The hope brought about by the vaccine resonates as it is in keeping with the Lenten message in which Christians believe Ash Wednesday represents the beginning of the countdown to the crucifixion of Jesus Christ that led to his resurrection.

For Christians, Easter is the most important time of the year because if there was no resurrection then there is no Christianity. As the book of Corinthians notes ‘if Christ be not risen, then is our preaching is in vain, and your faith is also vain’.

In some ways the country needed both of these events to happen. The pandemic has already claimed the lives of 138 people in T&T and sickened thousands. The death of every national must still pain their friends and families as they succumbed to a virus that the world only found out about in December 2019.

It has also resulted in real pain for so many citizens who have either lost their businesses, are without a job or have had to deal with reduced wages or hours of work.

The jab presents hope that with enough people vaccinated in a timely fashion it could lead to herd immunity and the chance of us returning to some sort of normalcy.

That normalcy will give us the best chance of turning around a failing economy.

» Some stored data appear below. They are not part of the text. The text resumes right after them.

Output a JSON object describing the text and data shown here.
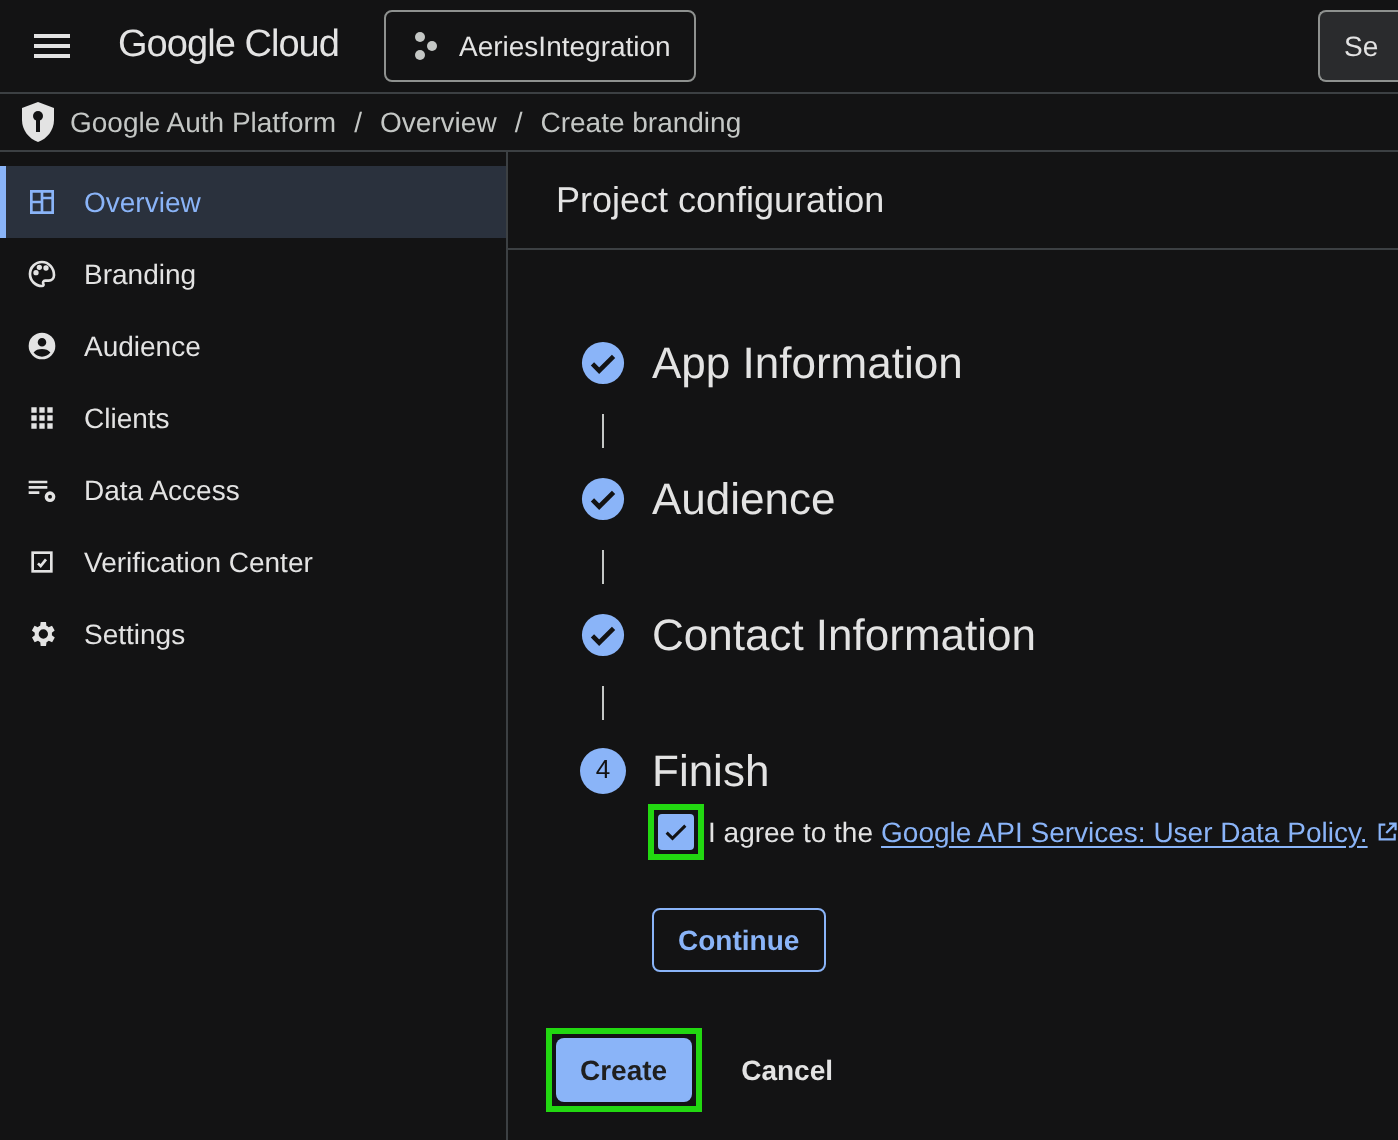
{
  "header": {
    "logo": "Google Cloud",
    "project": "AeriesIntegration",
    "right_button": "Se"
  },
  "breadcrumb": [
    "Google Auth Platform",
    "Overview",
    "Create branding"
  ],
  "breadcrumb_separator": "/",
  "sidebar": {
    "items": [
      {
        "label": "Overview",
        "kind": "dashboard",
        "selected": true
      },
      {
        "label": "Branding",
        "kind": "palette",
        "selected": false
      },
      {
        "label": "Audience",
        "kind": "person",
        "selected": false
      },
      {
        "label": "Clients",
        "kind": "grid",
        "selected": false
      },
      {
        "label": "Data Access",
        "kind": "list-gear",
        "selected": false
      },
      {
        "label": "Verification Center",
        "kind": "check-box",
        "selected": false
      },
      {
        "label": "Settings",
        "kind": "gear",
        "selected": false
      }
    ]
  },
  "panel": {
    "title": "Project configuration"
  },
  "steps": [
    {
      "kind": "done",
      "title": "App Information"
    },
    {
      "kind": "done",
      "title": "Audience"
    },
    {
      "kind": "done",
      "title": "Contact Information"
    },
    {
      "kind": "current",
      "number": "4",
      "title": "Finish"
    }
  ],
  "agreement": {
    "checked": true,
    "highlighted": true,
    "text": "I agree to the",
    "link": "Google API Services: User Data Policy."
  },
  "continue_button": "Continue",
  "create_button": {
    "label": "Create",
    "highlighted": true
  },
  "cancel_button": "Cancel"
}
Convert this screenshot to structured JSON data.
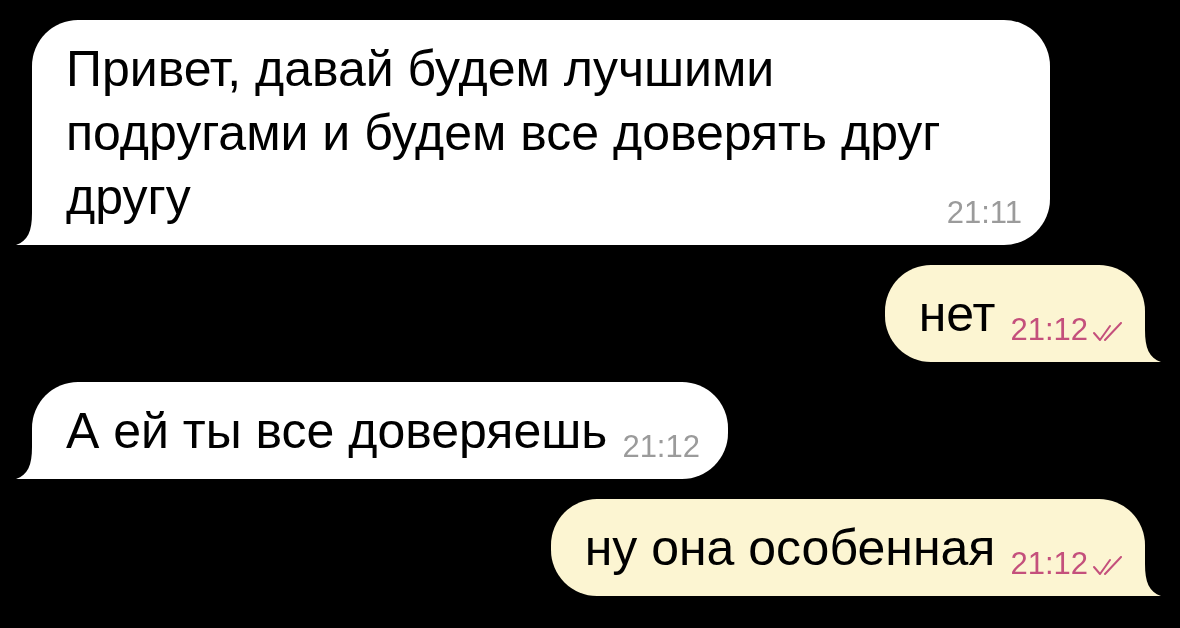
{
  "messages": [
    {
      "kind": "incoming",
      "text": "Привет, давай будем лучшими подругами и будем все доверять друг другу",
      "time": "21:11"
    },
    {
      "kind": "outgoing",
      "text": "нет",
      "time": "21:12",
      "read": true
    },
    {
      "kind": "incoming",
      "text": "А ей ты все доверяешь",
      "time": "21:12"
    },
    {
      "kind": "outgoing",
      "text": "ну она особенная",
      "time": "21:12",
      "read": true
    }
  ]
}
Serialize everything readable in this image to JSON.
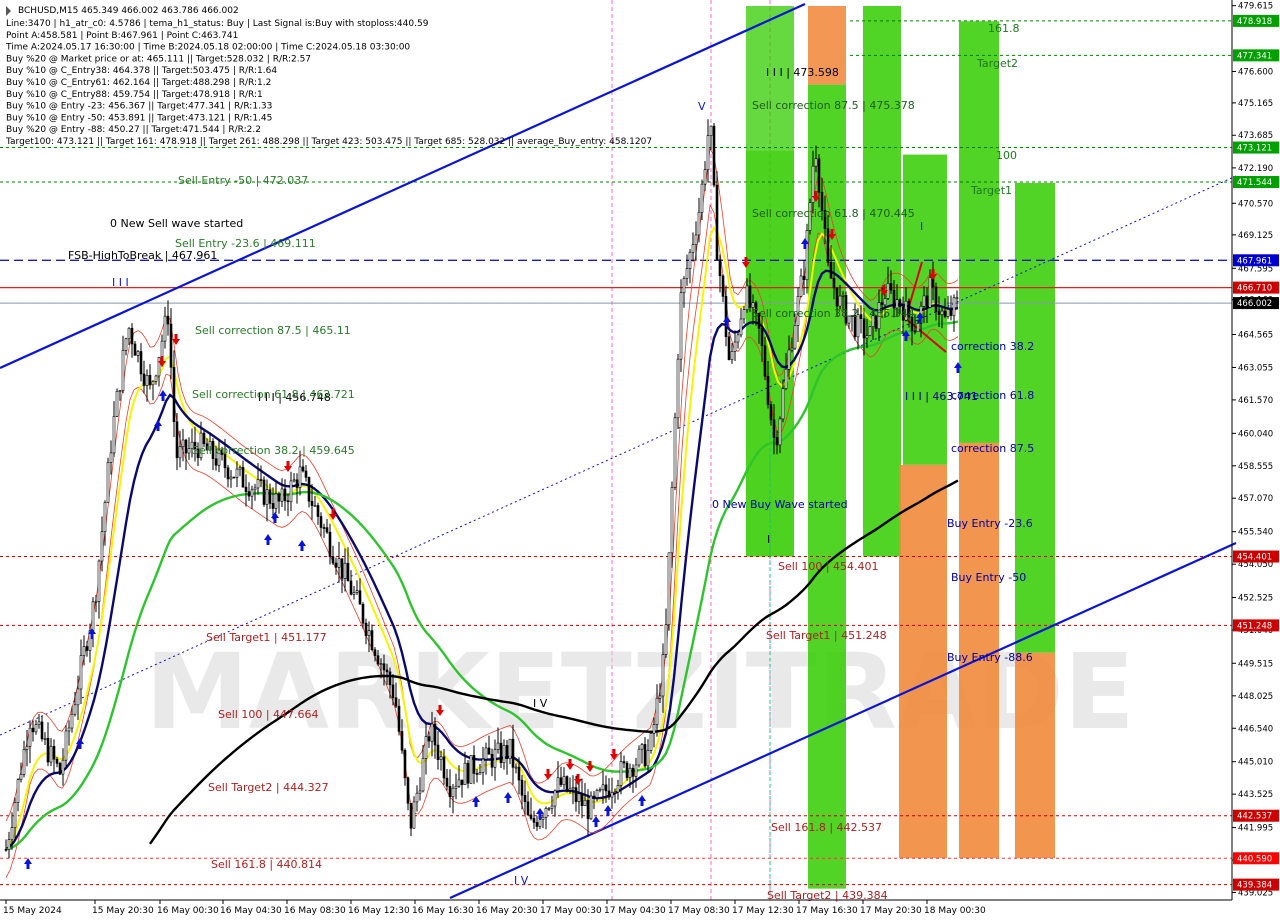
{
  "window": {
    "symbol_line": "BCHUSD,M15  465.349 466.002 463.786 466.002"
  },
  "info_lines": [
    "Line:3470 | h1_atr_c0: 4.5786 | tema_h1_status: Buy | Last Signal is:Buy with stoploss:440.59",
    "Point A:458.581 | Point B:467.961 | Point C:463.741",
    "Time A:2024.05.17 16:30:00 | Time B:2024.05.18 02:00:00 | Time C:2024.05.18 03:30:00",
    "Buy %20 @ Market price or at: 465.111 || Target:528.032 | R/R:2.57",
    "Buy %10 @ C_Entry38: 464.378 || Target:503.475 | R/R:1.64",
    "Buy %10 @ C_Entry61: 462.164 || Target:488.298 | R/R:1.2",
    "Buy %10 @ C_Entry88: 459.754 || Target:478.918 | R/R:1",
    "Buy %10 @ Entry -23: 456.367 || Target:477.341 | R/R:1.33",
    "Buy %10 @ Entry -50: 453.891 || Target:473.121 | R/R:1.45",
    "Buy %20 @ Entry -88: 450.27 || Target:471.544 | R/R:2.2",
    "Target100: 473.121 || Target 161: 478.918 || Target 261: 488.298 || Target 423: 503.475 || Target 685: 528.032 || average_Buy_entry: 458.1207"
  ],
  "watermark": "MARKETZITRADE",
  "colors": {
    "background": "#ffffff",
    "candle": "#000000",
    "channel": "#0a14d8",
    "ma_black": "#000000",
    "ma_navy": "#0a0a6e",
    "ma_yellow": "#f5f500",
    "ma_green": "#2ec42e",
    "envelope": "#e8402a",
    "green_zone": "#33cc00",
    "orange_zone": "#f08a3c",
    "red_level": "#c80000",
    "green_level": "#008000",
    "blue_level": "#0000cc",
    "buy_arrow": "#0a14d8",
    "sell_arrow": "#e00000"
  },
  "chart_labels": {
    "roman_III": "I I I",
    "roman_IV_a": "I V",
    "roman_IV_b": "I V",
    "roman_V": "V",
    "roman_I": "I",
    "roman_I_green": "I",
    "III_473598": "I I I | 473.598",
    "III_456748": "I I I | 456.748",
    "III_463741": "I I I | 463.741",
    "new_sell_wave": "0 New Sell wave started",
    "new_buy_wave": "0 New Buy Wave started",
    "fsb": "FSB-HighToBreak | 467.961",
    "sell_entry_50": "Sell Entry -50 | 472.037",
    "sell_entry_236": "Sell Entry -23.6 | 469.111",
    "sell_corr_875_a": "Sell correction 87.5 | 465.11",
    "sell_corr_618_a": "Sell correction 61.8 | 462.721",
    "sell_corr_382_a": "Sell correction 38.2 | 459.645",
    "sell_target1_a": "Sell Target1 | 451.177",
    "sell_100_a": "Sell 100 | 447.664",
    "sell_target2_a": "Sell Target2 | 444.327",
    "sell_1618_a": "Sell 161.8 | 440.814",
    "sell_corr_875_b": "Sell correction 87.5 | 475.378",
    "sell_corr_618_b": "Sell correction 61.8 | 470.445",
    "sell_corr_382_b": "Sell correction 38.2 | 465.344",
    "sell_100_b": "Sell 100 | 454.401",
    "sell_target1_b": "Sell Target1 | 451.248",
    "sell_1618_b": "Sell 161.8 | 442.537",
    "sell_target2_b": "Sell Target2 | 439.384",
    "t1618": "161.8",
    "target2": "Target2",
    "t100": "100",
    "target1": "Target1",
    "corr_382": "correction 38.2",
    "corr_618": "correction 61.8",
    "corr_875": "correction 87.5",
    "buy_entry_236": "Buy Entry -23.6",
    "buy_entry_50": "Buy Entry -50",
    "buy_entry_886": "Buy Entry -88.6"
  },
  "price_ticks": [
    "479.615",
    "476.600",
    "475.165",
    "473.685",
    "472.190",
    "470.570",
    "469.125",
    "467.595",
    "466.160",
    "464.565",
    "463.055",
    "461.570",
    "460.040",
    "458.555",
    "457.070",
    "455.540",
    "454.050",
    "452.525",
    "451.040",
    "449.515",
    "448.025",
    "446.540",
    "445.010",
    "443.525",
    "441.995",
    "440.510",
    "439.025"
  ],
  "price_badges": [
    {
      "text": "478.918",
      "color": "#00a000"
    },
    {
      "text": "477.341",
      "color": "#00a000"
    },
    {
      "text": "473.121",
      "color": "#00a000"
    },
    {
      "text": "471.544",
      "color": "#00a000"
    },
    {
      "text": "467.961",
      "color": "#0000cc"
    },
    {
      "text": "466.710",
      "color": "#cc0000"
    },
    {
      "text": "466.002",
      "color": "#000000"
    },
    {
      "text": "454.401",
      "color": "#cc0000"
    },
    {
      "text": "451.248",
      "color": "#cc0000"
    },
    {
      "text": "442.537",
      "color": "#cc0000"
    },
    {
      "text": "440.590",
      "color": "#ff0000"
    },
    {
      "text": "439.384",
      "color": "#cc0000"
    }
  ],
  "time_ticks": [
    "15 May 2024",
    "15 May 20:30",
    "16 May 00:30",
    "16 May 04:30",
    "16 May 08:30",
    "16 May 12:30",
    "16 May 16:30",
    "16 May 20:30",
    "17 May 00:30",
    "17 May 04:30",
    "17 May 08:30",
    "17 May 12:30",
    "17 May 16:30",
    "17 May 20:30",
    "18 May 00:30"
  ],
  "chart_data": {
    "type": "candlestick",
    "symbol": "BCHUSD",
    "timeframe": "M15",
    "ylim": [
      439.0,
      479.6
    ],
    "last_price": 466.002,
    "ohlc_last": {
      "open": 465.349,
      "high": 466.002,
      "low": 463.786,
      "close": 466.002
    },
    "close_path": [
      {
        "t": "15 May 2024",
        "price": 441.0
      },
      {
        "t": "15 May 20:30",
        "price": 449.5
      },
      {
        "t": "16 May 00:30",
        "price": 465.5
      },
      {
        "t": "16 May 00:30",
        "price": 461.5
      },
      {
        "t": "16 May 04:30",
        "price": 459.0
      },
      {
        "t": "16 May 08:30",
        "price": 458.0
      },
      {
        "t": "16 May 12:30",
        "price": 453.0
      },
      {
        "t": "16 May 16:30",
        "price": 446.0
      },
      {
        "t": "16 May 20:30",
        "price": 444.5
      },
      {
        "t": "17 May 00:30",
        "price": 444.0
      },
      {
        "t": "17 May 04:30",
        "price": 444.5
      },
      {
        "t": "17 May 08:30",
        "price": 472.0
      },
      {
        "t": "17 May 12:30",
        "price": 466.0
      },
      {
        "t": "17 May 16:30",
        "price": 472.0
      },
      {
        "t": "17 May 20:30",
        "price": 465.0
      },
      {
        "t": "18 May 00:30",
        "price": 466.0
      }
    ],
    "points": {
      "A": 458.581,
      "B": 467.961,
      "C": 463.741
    },
    "levels": {
      "fsb_high_to_break": 467.961,
      "sell_entry_m50": 472.037,
      "sell_entry_m23_6": 469.111,
      "target100": 473.121,
      "target161": 478.918,
      "target2_line": 477.341,
      "target1_line": 471.544,
      "sell_100": 454.401,
      "sell_target1": 451.248,
      "sell_161_8": 442.537,
      "sell_target2": 439.384,
      "stoploss": 440.59,
      "red_line": 466.71
    }
  }
}
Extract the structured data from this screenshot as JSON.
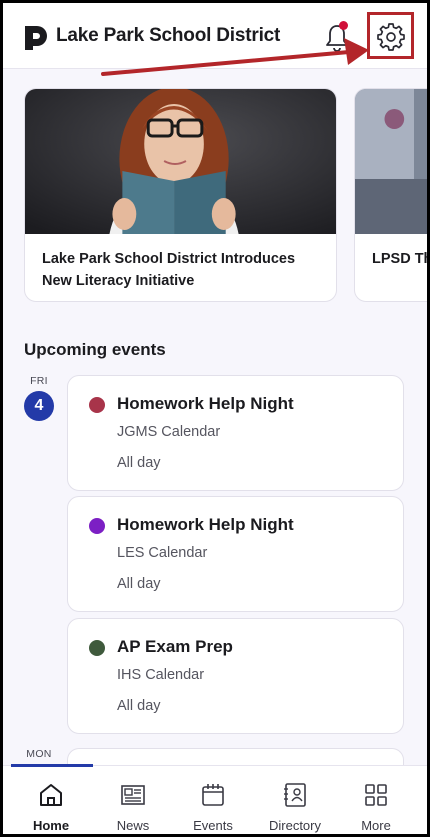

One in which the Minister of Finance last week said had resulted in government borrowing to pay public officers’ salaries.

The country also needs this Lenten period and Easter. Lent is a time of reflection in which Christians practise prayer, fasting, penance and almsgiving with the belief that in so doing they may yet share, even a little, albeit vicariously, in the sufferings of Jesus as he travelled that hard road to Calvary.

This society has suffered much over the last few years, particularly our young women, who have paid the ultimate price of losing their lives at the hands of heinous men who believe it is their right to brutalise our women.

We hope that the Lenten story of self-reflection, of purgation, catharsis and forgiveness may lead those who are so inclined to change their ways and learn to respect our women, children and the most vulnerable in the society.

The country collectively wept for Andrea Bharath but in so doing we were also weeping for T&T as we tried to understand how so many of our young men have become so violent without love and mercy. Perhaps this period of Lent will allow for change. We surely need it.